The main influences on the Terence Conran vision were actually Mediterranean, and that was pretty fashionable at the start of the era of packaged holidays to the Costas. But one suspects that the specifics were less important than the overall concept: Habitat was different, it was brighter, and it was fun. And, no less important, as the chain extended from its Kings Road starting point (and what better place to start?) it was available and affordable too.

When I come up with analogies I suspect I may have a habit of beating people around the head with their detailed workings. For once I shall resist this temptation, and say only this: look at all the direct-to-consumer investment, protection and long-term savings brands out there at the moment, and tell me which one is Habitat.

Here’s a clue: the answer is none of them. All I can see is brown (not actually brown, but conceptually brown) and frightening men.

Actually, on second thoughts, I feel I must make a second point too: right from the start, Habitat was as much about the presentation of the goods as it was about the goods themselves. If there’s one single thing that people could learn about from Habitat, I’d suggest it would be the Habitat catalogue.

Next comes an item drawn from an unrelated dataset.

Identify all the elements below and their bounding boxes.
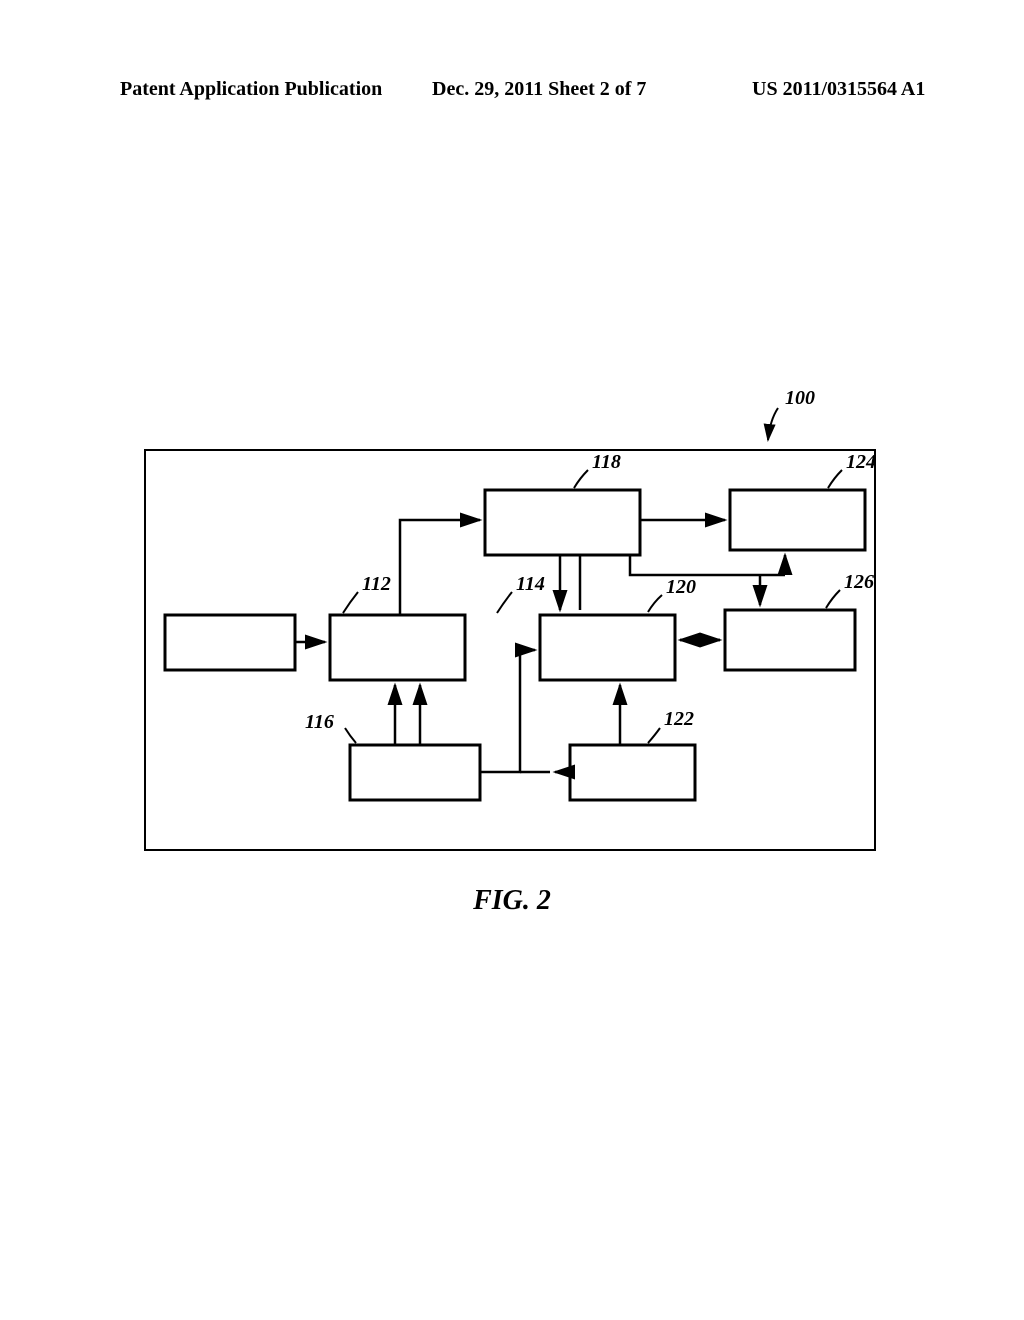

Of course the pushback (as we used to say a few years ago) is that Habitat has indeed just gone bust. But on the other hand, that’s 47 years later. And the main reason why it went bust is that it delegated itself out of a job, so to speak: with 95% of the furniture, kitchenware and homeware sectors following Habitat’s example, its raison d’etre gradually chipped, cracked and frayed, a bit like so many of those earthenware chicken bricks, ceramic candle holders and Moroccan kelims.

Anyway. In terms of what we need to start properly transforming the direct-to-consumer financial services industry, Habitat is a new addition to a list that already includes Microsoft’s Windows and Apple’s Macintosh operating systems, the low-cost airline model of easyJet and Ryanair (although much more the former than the latter), Caffe Nero, Costas and Starbucks, the mobile phone network operators and, once, General Patton’s Third Army.

Having gone bust, I suppose Habitat can only make a brief appearance in the list. But it made a couple of good points in that short time, though, didn’t it?